Elle se dit qu'elle est belle, quoi qu'en dise la société.
Tapotant son nez proéminent du bout d'un pinceau empli de poudre blanche, Linaëlle ausculte un à un chacun de ses traits : d'abord son front, haut et bombé, dont elle a depuis longtemps cessé de foncer les extrémités.
Ensuite, ses grands yeux légèrement tombants, aux cils clairs et dont la pâleur du bleu de l'iris rend d'autant plus globuleux.
Puis elle pose son regard sur ses pommettes plates, sa mâchoire étroite et enfin sur ses lèvres si minces qu'il est presque impossible de les colorer sans déborder.
Enfin, ses pupilles se laissent aller vers ses sourcils blonds tellement éparses que sans un coup de crayon, leur présence n'est pas aisée à déceler.
Poussant un soupir, la jeune femme termine par fermer la petite boîte noire renfermant le cosmétique poudreux.
Elle lavera les pinceaux plus tard.
Là-dessus, Linaëlle poursuit sa journée, commençant tout d'abord par se rendre au bureau.
Dans un premier temps, la jeune comptable passe quelques minutes avec ses collègues autour de la machine à café, discutant de choses et d'autres avec eux avant d'entamer sa journée de travail.
Enfin, elle dirige ses pas vers son petit bureau, où une montagne de dossiers attend impatiemment d'être traités.
Sentant son taux de cortisol monter en flèche, elle en prélève une partie puis frappe à la porte du bureau voisin.

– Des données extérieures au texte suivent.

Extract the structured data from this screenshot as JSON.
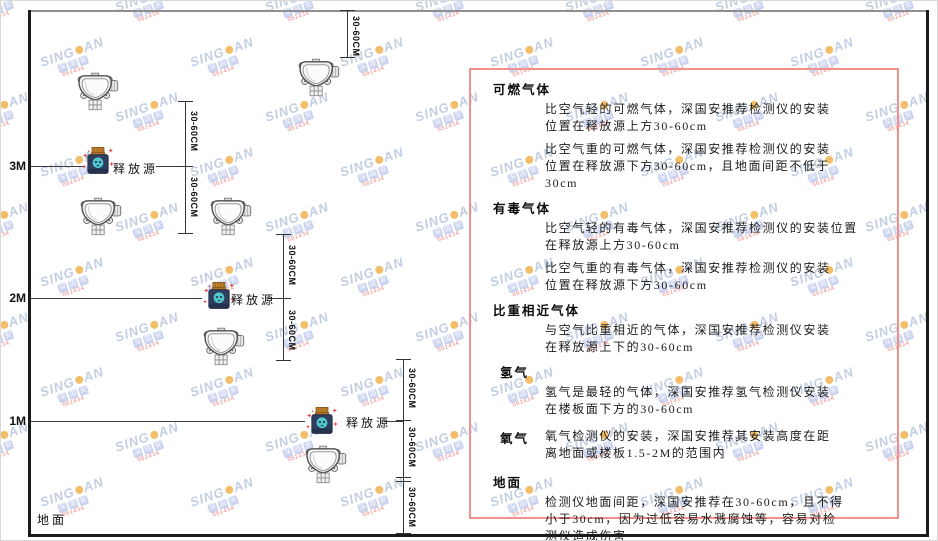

Éléa l'accueille avec un grand sourire, dévoilant une rangée de dents bien plantées au beau milieu d'une bouche ni trop mince ni trop pulpeuse agrémentée d'une touche de rose nude discret.
- Je peux t'aider ? demande-t-elle d'une voix douce.
La blonde aux cheveux filasses sentit le rouge lui monter aux joues.
Contrairement à elle, sa collègue parait toujours calme, détendue, ce qui explique sûrement en partie – essaye toujours de se convaincre Linaëlle – la différence de traitement entre elles.
La petite comptable stressée dépose alors la tonne de paperasse sur le bureau en acajou d'Éléa.
Cette dernière suit ce geste avec un sourire amusé aux commissures des lèvres, puis lève les yeux vers elle.
C'est alors que Linaëlle formule clairement son souhait.
Au passage, elle balaye rapidement le bureau bien rangé sur lequel elle vient de délester ses bras, et ne peut manquer de remarquer que seuls quelques dossiers attendent sagement qu'on s'occupe d'eux.
Soudain, Éléa se lève.
La blonde suit du regard sa démarche si gracieuse qu'elle parait presque danser en se déplaçant.
Brusquement, on frappe à la porte.
Du couloir, le directeur intervient alors et ordonne à Linaëlle de reprendre ses dossiers.
De plus, il en ajoute quelques uns sur la pile qu'elle récupère docilement, puis lui fait savoir qu'au vu de la quantité de travail qu'elle a à abattre, elle ferait bien mieux de s'y mettre.
Consciente de cette injustice, Linaëlle s'assoit et réfléchit.
La jeune femme est suffisamment intelligente pour comprendre que sa surcharge de travail, son misérable salaire tout comme ce vieux bureau moisi aux pieds branlants sont la réponse au manque d'intérêt qu'elle inspire à cette entreprise.